PS: For those who can't place the name, Dean Kamen is the inventor of Segway, among other things.

Comment Re:Reference to LotR (Score 2, Informative) 187

That's the FUD propaganda. The more balanced perspective is it's the seeing stone anyone could use to see their future. But it was put to evil purposes instead by Sauron.
Technology by itself is not good or evil. It's how one uses it that makes it so. Remember that the Internet came out of a doom-and-gloom project to create a nuclear-war resistant communication network.

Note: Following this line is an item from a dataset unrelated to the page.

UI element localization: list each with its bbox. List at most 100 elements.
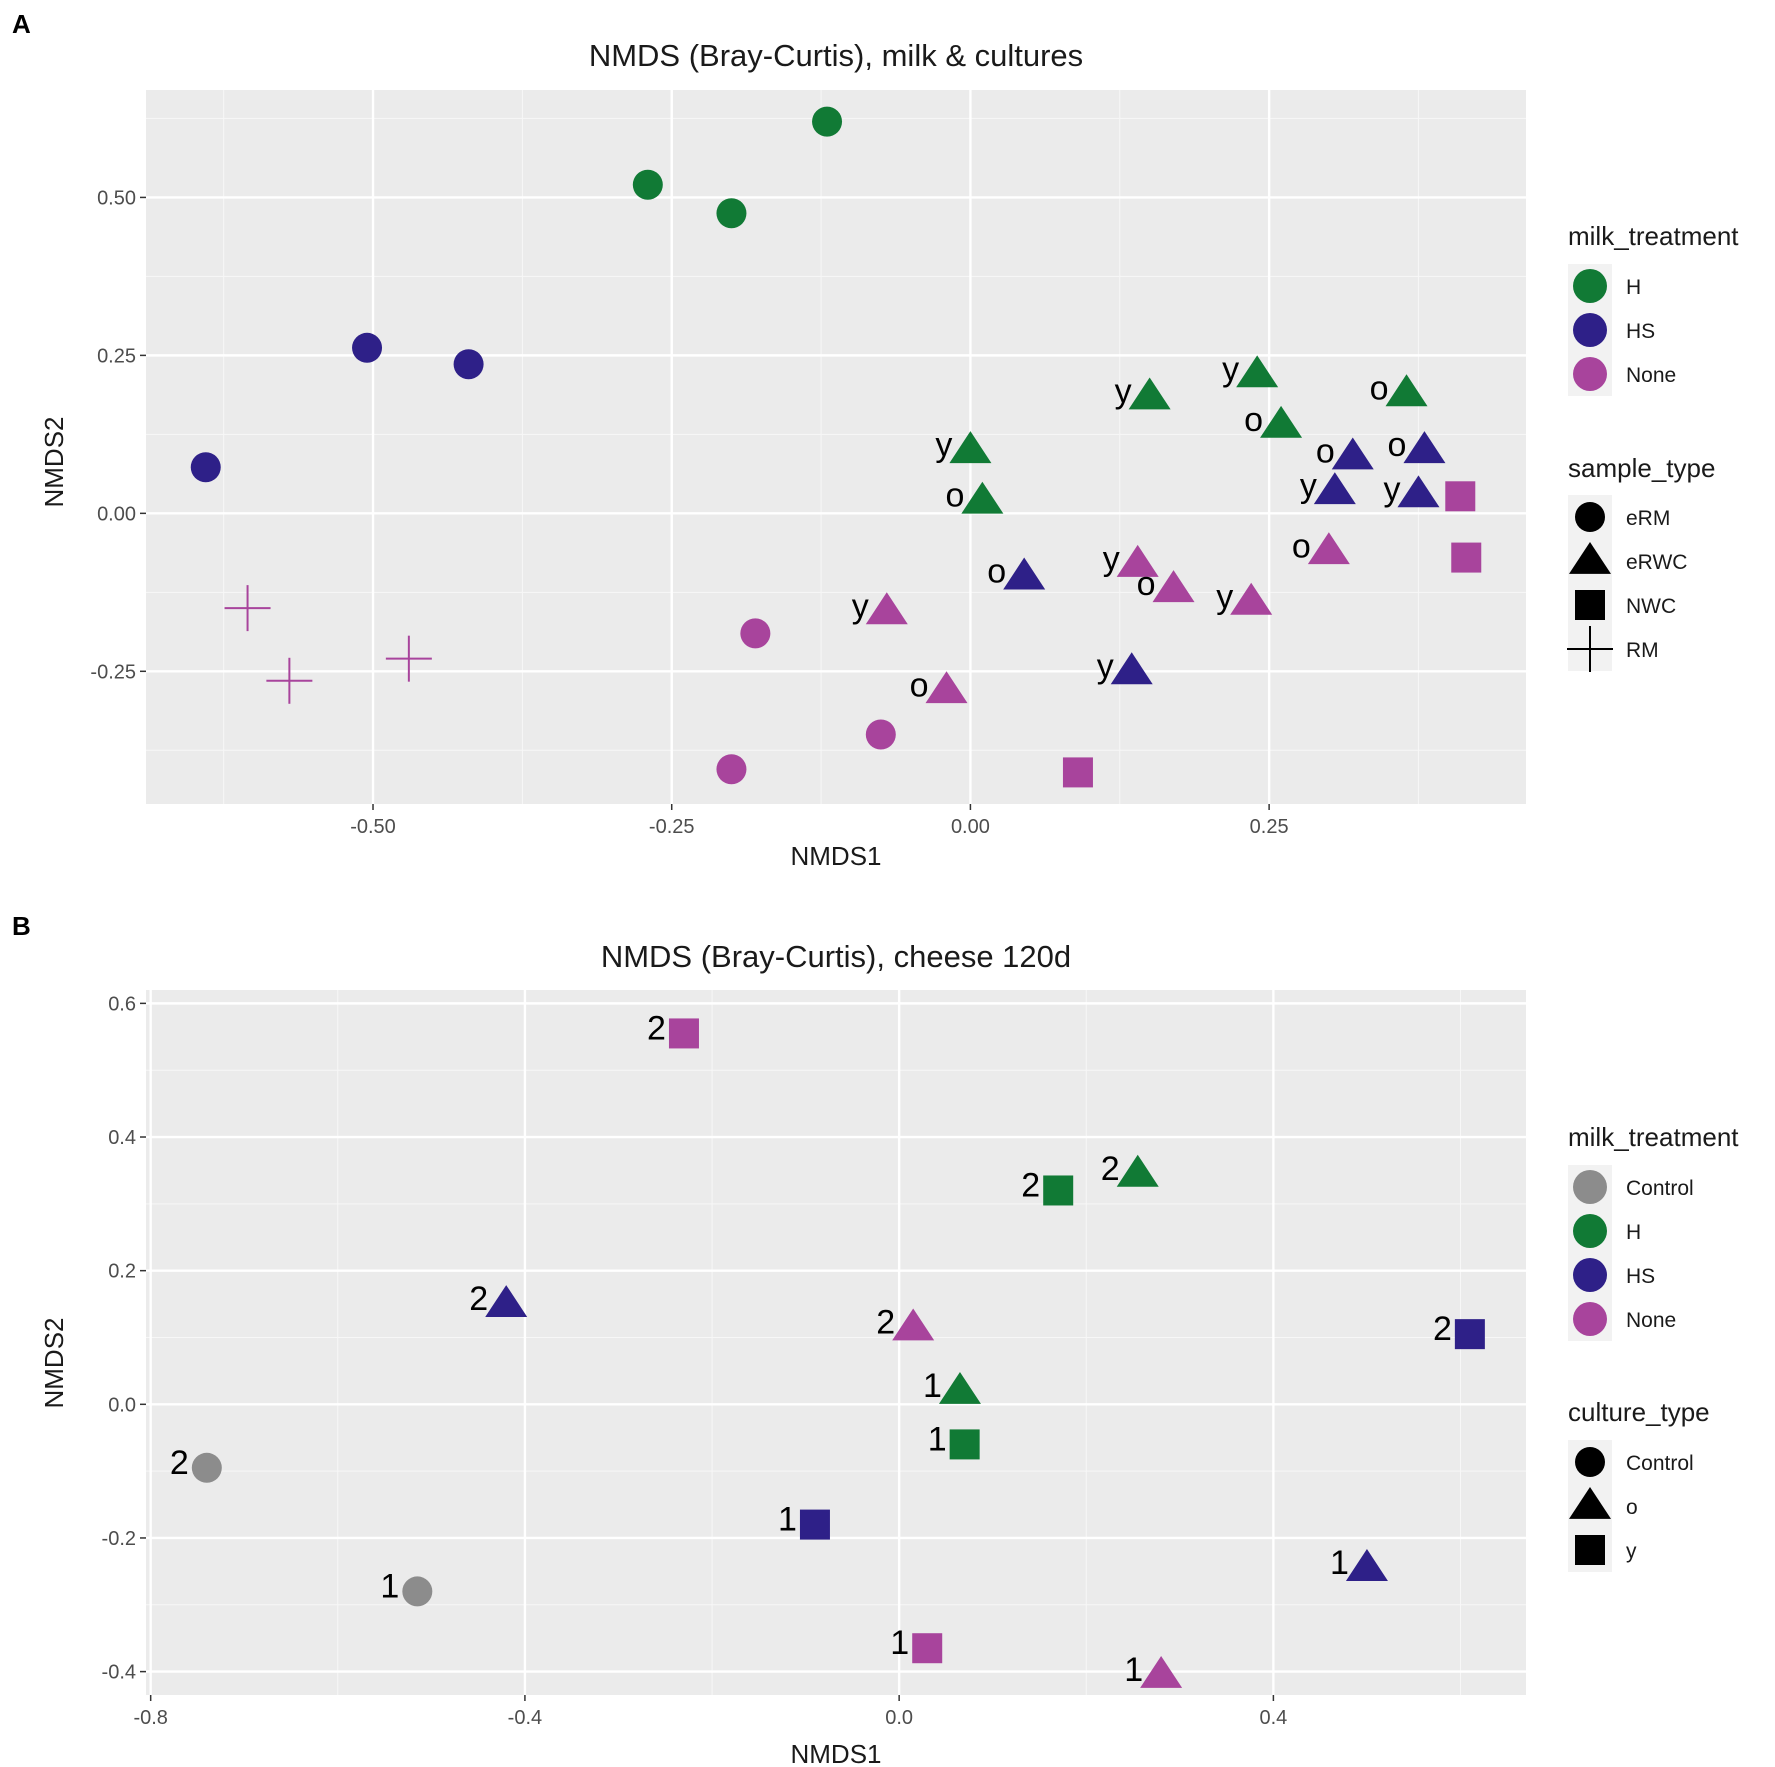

Comment Re:Let this be a lesson for beta testers (Score 1) 484

I don't completely agree with the observation. Yes, most people don't know about the 'runas' command, and I wouldn't have known either if I hadn't worked on the XP team. But I have been diligently using an unprivileged account on all my XP machines for regular work since 2001. If you right click on an executable, you can select 'Run As' and then choose which user you want to run the binary as. This doesn't work with .msi packages directly, so you need to start a command prompt and start the msi package from there. I still use these techniques without much problem.

But, as one of the replies to parent noted, many applications themselves are broken, and won't run as a non-admin user. One of the biggest offenders is Microsoft's own Windows Media Player. DRM schemes break down if you are not running as an admin user! Many graphics-intensive apps screw up for whatever reasons (I'm not very familiar with DirectX, but that seems to be the culprit there). Further, I know for a fact that most developers in MS stay logged in as admin, so most code doesn't get developed with a Unix-like user credentials model anyway. I don't know if that has changed in MS with Vista being the standard desktop OS there, but I highly doubt it.

One more particular thing MS did horribly wrong with Vista is ask the user for confirmation every time it blinks. It is a well understood by UI experts that such 'confirmations' are read only the first time - after that, saying 'yes' becomes a habit. 'sudo' is definitely a lot more mature (but still somewhat lacking) in that arena since it caches the state for some time.

The fact remains though, that MS tried something radically different and failed miserably with Vista. Probably proves the point that large corporations should stick to manufacturing, selling and incremental updates and leave innovation to smaller startups.

Maybe MS should buy out the Haiku dev team and have them build a new OS that is binary compatible with older MS platforms, but is better than their Windows code base.